Sunday, September 14, 2014

Dillard: "The Writing Life" Part 1

     "I cannot imagine a sorrier pursuit than struggling for years to write a book that attempts to appeal to people who do not read in the first place" (19).  It's sad to say, but I agree with this quote 100%.  Annie Dillard beautifully described the struggle of the life of a writer.  It's not easy to write about one's idea to an audience who may never understand or enjoy what the writer sees.  Then what's the point of writing in the first place?

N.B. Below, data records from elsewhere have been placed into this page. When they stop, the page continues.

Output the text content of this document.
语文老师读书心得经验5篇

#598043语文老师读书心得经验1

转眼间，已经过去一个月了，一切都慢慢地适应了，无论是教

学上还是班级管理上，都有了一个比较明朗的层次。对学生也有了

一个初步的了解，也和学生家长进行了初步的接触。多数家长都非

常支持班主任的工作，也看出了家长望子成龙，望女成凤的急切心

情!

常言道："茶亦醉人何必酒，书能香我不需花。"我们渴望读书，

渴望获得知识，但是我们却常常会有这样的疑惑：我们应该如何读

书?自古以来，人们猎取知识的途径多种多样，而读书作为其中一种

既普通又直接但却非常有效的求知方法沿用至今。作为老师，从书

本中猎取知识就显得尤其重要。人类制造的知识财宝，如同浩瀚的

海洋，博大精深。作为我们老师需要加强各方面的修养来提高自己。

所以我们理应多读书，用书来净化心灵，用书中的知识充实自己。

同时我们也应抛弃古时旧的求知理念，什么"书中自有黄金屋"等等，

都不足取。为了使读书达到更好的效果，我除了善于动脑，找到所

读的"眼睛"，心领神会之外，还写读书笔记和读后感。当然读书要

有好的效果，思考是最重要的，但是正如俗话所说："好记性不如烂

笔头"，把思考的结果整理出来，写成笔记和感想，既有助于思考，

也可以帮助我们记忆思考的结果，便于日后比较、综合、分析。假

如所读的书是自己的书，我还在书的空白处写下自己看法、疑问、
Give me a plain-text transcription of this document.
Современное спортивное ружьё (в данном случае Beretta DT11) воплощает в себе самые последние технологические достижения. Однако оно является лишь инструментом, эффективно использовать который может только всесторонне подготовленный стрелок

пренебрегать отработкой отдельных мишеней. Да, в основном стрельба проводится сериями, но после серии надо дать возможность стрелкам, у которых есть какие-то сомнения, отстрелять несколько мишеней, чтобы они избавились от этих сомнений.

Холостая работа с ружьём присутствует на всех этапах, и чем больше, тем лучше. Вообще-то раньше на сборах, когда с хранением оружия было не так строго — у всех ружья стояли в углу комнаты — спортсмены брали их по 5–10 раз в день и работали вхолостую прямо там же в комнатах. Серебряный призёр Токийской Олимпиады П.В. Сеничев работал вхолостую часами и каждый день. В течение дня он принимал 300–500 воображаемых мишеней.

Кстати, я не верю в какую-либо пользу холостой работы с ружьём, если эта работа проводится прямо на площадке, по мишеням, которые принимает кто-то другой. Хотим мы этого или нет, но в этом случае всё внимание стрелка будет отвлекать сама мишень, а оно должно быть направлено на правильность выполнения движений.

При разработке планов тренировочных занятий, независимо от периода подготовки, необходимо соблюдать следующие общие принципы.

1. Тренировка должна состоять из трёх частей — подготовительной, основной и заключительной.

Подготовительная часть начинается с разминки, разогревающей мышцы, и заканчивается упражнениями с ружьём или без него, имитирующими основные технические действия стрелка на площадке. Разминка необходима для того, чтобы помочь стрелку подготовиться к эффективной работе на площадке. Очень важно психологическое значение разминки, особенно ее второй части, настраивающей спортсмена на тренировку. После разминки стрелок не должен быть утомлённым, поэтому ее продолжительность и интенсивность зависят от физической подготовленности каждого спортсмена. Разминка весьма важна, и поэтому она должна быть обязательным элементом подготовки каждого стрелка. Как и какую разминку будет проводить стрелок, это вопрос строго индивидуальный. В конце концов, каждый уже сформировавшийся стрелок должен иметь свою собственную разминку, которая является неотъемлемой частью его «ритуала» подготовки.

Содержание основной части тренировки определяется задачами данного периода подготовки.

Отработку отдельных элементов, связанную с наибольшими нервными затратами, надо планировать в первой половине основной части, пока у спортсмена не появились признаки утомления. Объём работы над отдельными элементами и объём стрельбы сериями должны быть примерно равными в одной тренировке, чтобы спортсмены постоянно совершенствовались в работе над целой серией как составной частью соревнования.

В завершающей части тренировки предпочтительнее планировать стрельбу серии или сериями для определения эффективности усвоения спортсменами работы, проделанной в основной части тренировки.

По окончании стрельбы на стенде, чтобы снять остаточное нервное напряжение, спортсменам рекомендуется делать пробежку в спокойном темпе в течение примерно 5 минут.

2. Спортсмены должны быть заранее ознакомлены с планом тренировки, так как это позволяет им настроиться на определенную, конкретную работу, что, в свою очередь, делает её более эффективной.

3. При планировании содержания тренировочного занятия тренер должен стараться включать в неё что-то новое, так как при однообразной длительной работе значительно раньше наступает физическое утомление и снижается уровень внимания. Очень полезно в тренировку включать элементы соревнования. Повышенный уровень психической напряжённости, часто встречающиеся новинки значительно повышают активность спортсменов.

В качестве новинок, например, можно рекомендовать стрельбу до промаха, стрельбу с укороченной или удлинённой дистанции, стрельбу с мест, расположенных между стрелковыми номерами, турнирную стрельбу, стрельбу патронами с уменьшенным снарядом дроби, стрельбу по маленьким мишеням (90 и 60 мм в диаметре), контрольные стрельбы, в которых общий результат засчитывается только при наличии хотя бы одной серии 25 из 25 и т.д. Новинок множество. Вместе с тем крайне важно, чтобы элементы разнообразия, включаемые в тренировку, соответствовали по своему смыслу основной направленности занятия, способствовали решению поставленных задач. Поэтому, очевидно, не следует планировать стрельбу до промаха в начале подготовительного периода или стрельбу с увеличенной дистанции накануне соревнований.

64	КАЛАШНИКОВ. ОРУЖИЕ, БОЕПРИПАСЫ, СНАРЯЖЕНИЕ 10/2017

     Currently--well for the last year and a half--I've been working on a novel of my own.  (Not that I would ever get it published, although if I end up finishing it, it would be nice to go through the whole publishing process.)  As I read Dillard's road block experiences, especially on Chapter 3, I recalled the times when I too really struggled with the novel I have been working on.  Just like Dillard, I went through more than one cup of coffee in order to focus but there were so many distractions around me.  A writer has many, too many variables to consider when writing.  This includes characters, organization, sentences, audience--audience is a biggy--, and the list goes on.

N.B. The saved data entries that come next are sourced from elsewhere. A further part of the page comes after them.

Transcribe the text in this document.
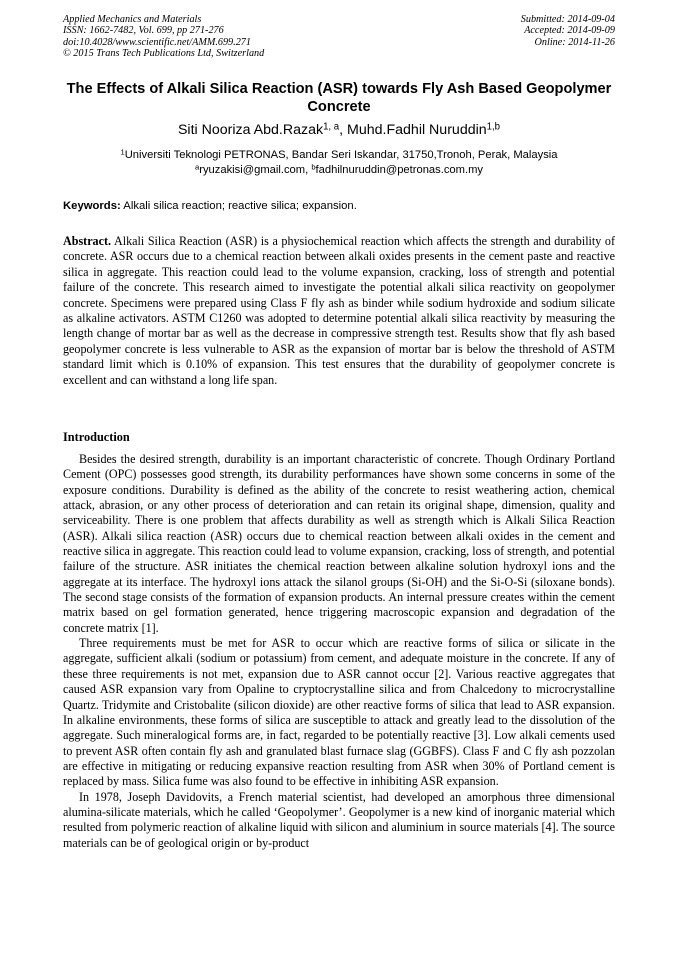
Applied Mechanics and Materials
ISSN: 1662-7482, Vol. 699, pp 271-276
doi:10.4028/www.scientific.net/AMM.699.271
© 2015 Trans Tech Publications Ltd, Switzerland
Submitted: 2014-09-04
Accepted: 2014-09-09
Online: 2014-11-26
The Effects of Alkali Silica Reaction (ASR) towards Fly Ash Based Geopolymer Concrete
Siti Nooriza Abd.Razak$^{1, a}$, Muhd.Fadhil Nuruddin$^{1,b}$
$^1$Universiti Teknologi PETRONAS, Bandar Seri Iskandar, 31750,Tronoh, Perak, Malaysia
$^a$ryuzakisi@gmail.com, $^b$fadhilnuruddin@petronas.com.my
Keywords: Alkali silica reaction; reactive silica; expansion.

Abstract. Alkali Silica Reaction (ASR) is a physiochemical reaction which affects the strength and durability of concrete. ASR occurs due to a chemical reaction between alkali oxides presents in the cement paste and reactive silica in aggregate. This reaction could lead to the volume expansion, cracking, loss of strength and potential failure of the concrete. This research aimed to investigate the potential alkali silica reactivity on geopolymer concrete. Specimens were prepared using Class F fly ash as binder while sodium hydroxide and sodium silicate as alkaline activators. ASTM C1260 was adopted to determine potential alkali silica reactivity by measuring the length change of mortar bar as well as the decrease in compressive strength test. Results show that fly ash based geopolymer concrete is less vulnerable to ASR as the expansion of mortar bar is below the threshold of ASTM standard limit which is 0.10% of expansion. This test ensures that the durability of geopolymer concrete is excellent and can withstand a long life span.

Introduction

Besides the desired strength, durability is an important characteristic of concrete. Though Ordinary Portland Cement (OPC) possesses good strength, its durability performances have shown some concerns in some of the exposure conditions. Durability is defined as the ability of the concrete to resist weathering action, chemical attack, abrasion, or any other process of deterioration and can retain its original shape, dimension, quality and serviceability. There is one problem that affects durability as well as strength which is Alkali Silica Reaction (ASR). Alkali silica reaction (ASR) occurs due to chemical reaction between alkali oxides in the cement and reactive silica in aggregate. This reaction could lead to volume expansion, cracking, loss of strength, and potential failure of the structure. ASR initiates the chemical reaction between alkaline solution hydroxyl ions and the aggregate at its interface. The hydroxyl ions attack the silanol groups (Si-OH) and the Si-O-Si (siloxane bonds). The second stage consists of the formation of expansion products. An internal pressure creates within the cement matrix based on gel formation generated, hence triggering macroscopic expansion and degradation of the concrete matrix [1].

Three requirements must be met for ASR to occur which are reactive forms of silica or silicate in the aggregate, sufficient alkali (sodium or potassium) from cement, and adequate moisture in the concrete. If any of these three requirements is not met, expansion due to ASR cannot occur [2]. Various reactive aggregates that caused ASR expansion vary from Opaline to cryptocrystalline silica and from Chalcedony to microcrystalline Quartz. Tridymite and Cristobalite (silicon dioxide) are other reactive forms of silica that lead to ASR expansion. In alkaline environments, these forms of silica are susceptible to attack and greatly lead to the dissolution of the aggregate. Such mineralogical forms are, in fact, regarded to be potentially reactive [3]. Low alkali cements used to prevent ASR often contain fly ash and granulated blast furnace slag (GGBFS). Class F and C fly ash pozzolan are effective in mitigating or reducing expansive reaction resulting from ASR when 30% of Portland cement is replaced by mass. Silica fume was also found to be effective in inhibiting ASR expansion.

In 1978, Joseph Davidovits, a French material scientist, had developed an amorphous three dimensional alumina-silicate materials, which he called ‘Geopolymer’. Geopolymer is a new kind of inorganic material which resulted from polymeric reaction of alkaline liquid with silicon and aluminium in source materials [4]. The source materials can be of geological origin or by-product
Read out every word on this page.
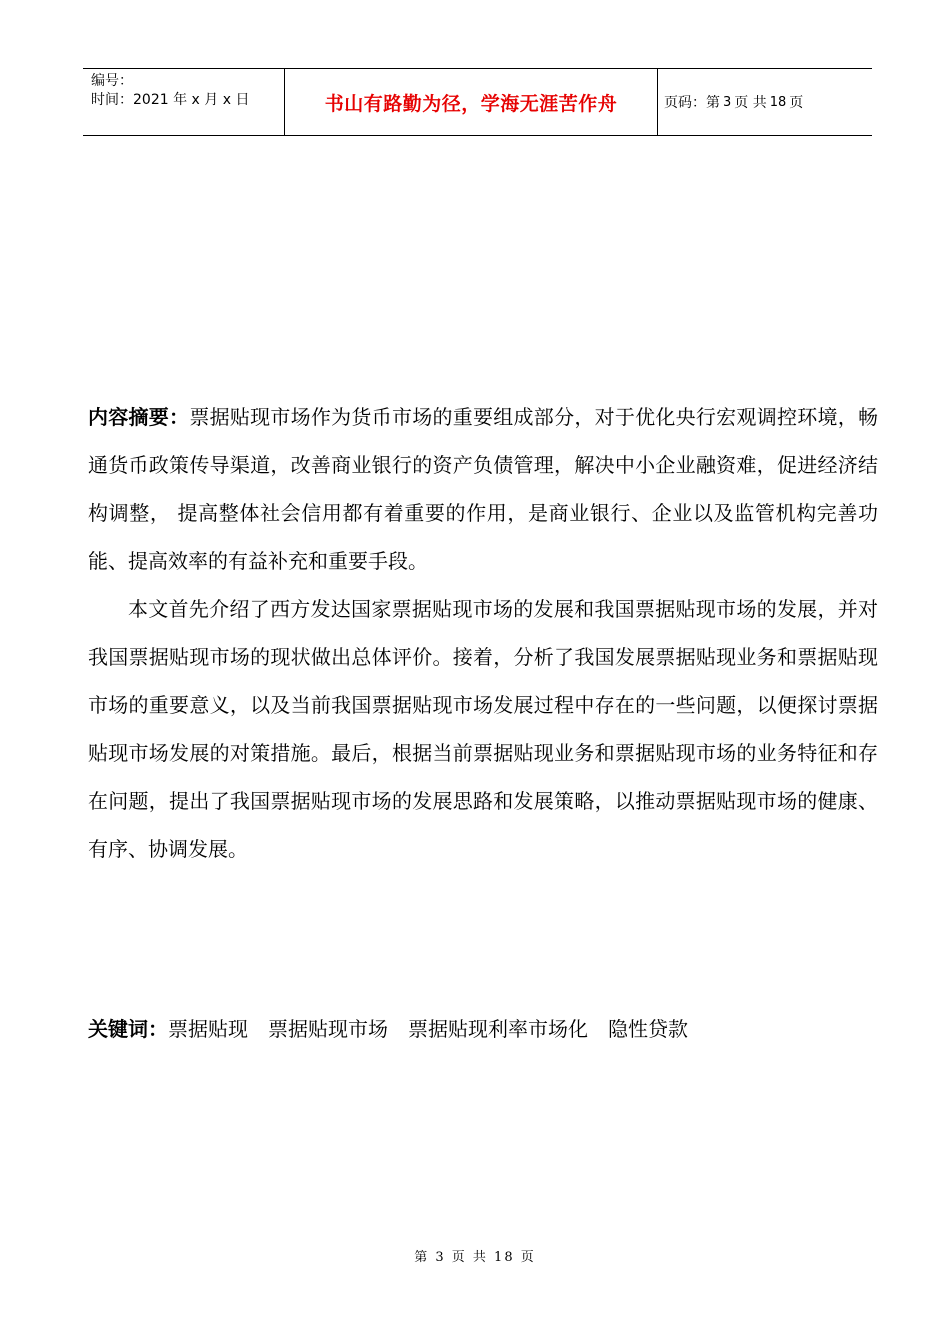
编号：
时间：2021 年 x 月 x 日	书山有路勤为径，学海无涯苦作舟	页码：第 3 页 共 18 页

内容摘要：票据贴现市场作为货币市场的重要组成部分，对于优化央行宏观调控环境，畅通货币政策传导渠道，改善商业银行的资产负债管理，解决中小企业融资难，促进经济结构调整， 提高整体社会信用都有着重要的作用，是商业银行、企业以及监管机构完善功能、提高效率的有益补充和重要手段。

本文首先介绍了西方发达国家票据贴现市场的发展和我国票据贴现市场的发展，并对我国票据贴现市场的现状做出总体评价。接着，分析了我国发展票据贴现业务和票据贴现市场的重要意义，以及当前我国票据贴现市场发展过程中存在的一些问题，以便探讨票据贴现市场发展的对策措施。最后，根据当前票据贴现业务和票据贴现市场的业务特征和存在问题，提出了我国票据贴现市场的发展思路和发展策略，以推动票据贴现市场的健康、有序、协调发展。

关键词：票据贴现 票据贴现市场 票据贴现利率市场化 隐性贷款
第 3 页 共 18 页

     As a writer myself, I got the impression that Dillard thinks a lot.  For example, I tend to think a lot...almost too much.  Actually, I basically think nonstop.  And maybe this is why I get nothing done.  Maybe this is why I struggle a lot with papers and other times I write a paper in less than a couple of hours.  I just can't seem to control my thoughts and organize them when I want to, and then there are those few occasions when it just all spills onto paper nicely.  Others times, I feel like a writer's mind doesn't seem to produce anything.  But, it's always a relief to know that these roadblocks are common among us as Dillard points out, "This morning, as on so many mornings, I lacked sufficient fuel for liftoff" (50).  In my experience, if I don't take a break in a novel or piece that I'm working on, eventually I'm going to ruin it and perhaps never come back to it.  That is often times why I fear writing.  Yet in other moments, I can't think of anything to put down.  An idea might pop out but as I add it to my piece, I know it won't work.  So I go back to where I had stopped and wait and wait until a scene or sentence gets me back on course.

     If only non-readers and maybe some readers knew just what kind of life it is to write with such agony and an overwhelming mind.  We as writers have these ideas that are so meaningful to us, and yet is under appreciated from others.  As Dillard mentions, "Why do you never find anything written about that idiosyncratic thought you advert to, about your fascination with something no one else understands? (67).  Not long after she states, "There is something you find  interesting, for a reason hard to explain" (67).  Writers want to bring out an idea or an image or anything on our minds that we find passionate relevance in our lives.  And we want to share that.